At the top of your script, write the following (**with appropriate changes**):

In [1]:
# Assignment: WPA 5
# Name: Laura Fontanesi
# Date: 6 April 2021

## 1. Importing data
Up to this point, I gave you the code to load the data in R. 

Say instead you have your own data saved on your computer or somewhere online. How can you analyze this data in R? For that we need to learn how to import it using the tidyverse's [readr](https://readr.tidyverse.org/reference/index.html).

Data can come from different sources, e.g.:
- text files stored locally
- text files from a website

The functions you will use, depend on the specific format the data were written in:

#### Different functions to read tabular data from file:
- `read_delim()` is the principal and more general means of reading tabular data into R

- `read_csv()` sets the default separator to a comma

- `read_csv2()` is its European cousin, using a comma for decimal places and a semicolon as a separator

- `read_tsv()` import tab-delimited files

#### Different functions to read other data formats:
- Excel files: https://readxl.tidyverse.org/reference/read_excel.html

- STATA, SPSS, SAS files: https://haven.tidyverse.org/

## 2. File paths for local files

At this point, you should have a folder on your laptop for our R course, where you stored all your scripts.

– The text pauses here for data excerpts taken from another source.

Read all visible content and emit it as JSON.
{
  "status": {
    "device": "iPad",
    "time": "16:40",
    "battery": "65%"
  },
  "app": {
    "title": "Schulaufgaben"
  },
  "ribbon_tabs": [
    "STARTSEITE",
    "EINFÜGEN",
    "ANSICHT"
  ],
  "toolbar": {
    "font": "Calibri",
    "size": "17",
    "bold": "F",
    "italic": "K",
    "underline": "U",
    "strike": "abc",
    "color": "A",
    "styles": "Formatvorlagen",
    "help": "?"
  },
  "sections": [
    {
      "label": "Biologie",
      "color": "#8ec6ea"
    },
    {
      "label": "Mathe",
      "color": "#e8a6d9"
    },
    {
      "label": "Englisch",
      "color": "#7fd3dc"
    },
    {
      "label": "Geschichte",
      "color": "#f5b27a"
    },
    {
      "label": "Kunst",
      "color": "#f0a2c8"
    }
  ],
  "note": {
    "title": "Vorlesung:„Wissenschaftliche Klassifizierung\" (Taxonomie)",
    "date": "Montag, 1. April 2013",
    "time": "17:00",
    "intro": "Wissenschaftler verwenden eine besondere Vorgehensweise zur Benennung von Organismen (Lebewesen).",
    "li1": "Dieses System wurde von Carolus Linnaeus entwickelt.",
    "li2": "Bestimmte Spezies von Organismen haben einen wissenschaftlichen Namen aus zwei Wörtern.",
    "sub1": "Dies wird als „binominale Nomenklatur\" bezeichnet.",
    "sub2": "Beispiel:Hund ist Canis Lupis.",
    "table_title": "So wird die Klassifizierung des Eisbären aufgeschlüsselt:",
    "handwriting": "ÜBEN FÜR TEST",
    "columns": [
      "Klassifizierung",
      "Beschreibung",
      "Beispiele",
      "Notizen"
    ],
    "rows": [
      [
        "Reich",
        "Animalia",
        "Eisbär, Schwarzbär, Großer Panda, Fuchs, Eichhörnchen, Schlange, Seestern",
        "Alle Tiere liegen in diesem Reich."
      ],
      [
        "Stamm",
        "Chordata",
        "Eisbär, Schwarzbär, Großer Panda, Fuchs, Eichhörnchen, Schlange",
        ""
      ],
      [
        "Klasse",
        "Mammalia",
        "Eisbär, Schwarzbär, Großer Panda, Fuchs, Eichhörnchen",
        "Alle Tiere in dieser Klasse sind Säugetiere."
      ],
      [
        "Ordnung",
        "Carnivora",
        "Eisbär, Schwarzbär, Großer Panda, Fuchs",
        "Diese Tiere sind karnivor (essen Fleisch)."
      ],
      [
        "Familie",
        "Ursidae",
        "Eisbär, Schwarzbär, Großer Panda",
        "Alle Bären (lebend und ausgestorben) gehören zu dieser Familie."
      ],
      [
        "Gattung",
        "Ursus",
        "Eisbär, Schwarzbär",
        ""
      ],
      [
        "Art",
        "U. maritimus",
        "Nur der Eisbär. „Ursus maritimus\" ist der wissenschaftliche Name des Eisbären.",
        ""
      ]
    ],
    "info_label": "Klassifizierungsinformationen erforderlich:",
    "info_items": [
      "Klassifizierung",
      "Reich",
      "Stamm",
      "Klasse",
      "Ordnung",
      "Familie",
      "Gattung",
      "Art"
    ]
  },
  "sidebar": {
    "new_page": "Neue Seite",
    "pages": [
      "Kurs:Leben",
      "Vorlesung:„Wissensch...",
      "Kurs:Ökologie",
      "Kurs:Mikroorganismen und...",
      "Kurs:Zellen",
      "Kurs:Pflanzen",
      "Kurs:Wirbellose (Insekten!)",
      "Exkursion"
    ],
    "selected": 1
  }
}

You should also have a subfolder called `data`. If you do not have this yet, quickly set this up now :)

When you are done, download the content of this folder 'https://www.dropbox.com/sh/j98l42hxdg66zox/AAC-IJnNGRElTGnBmQYNsgWfa?dl=0' in your `data` folder, so that the 5 data files are in your `data` folder.

To load these files in R, we need to write the path to your data folder. We can do this using code completion (Tab key): 
- On Mac, you can start from `read_delim('~/')` (or similar functions for loading data) and press Tab, to start navigating from your home folder
- On Windows, you can do the same, but starting from `read_delim('C:\Users\')`

In my case, this folder was on Dropbox:

In [1]:
library(tidyverse)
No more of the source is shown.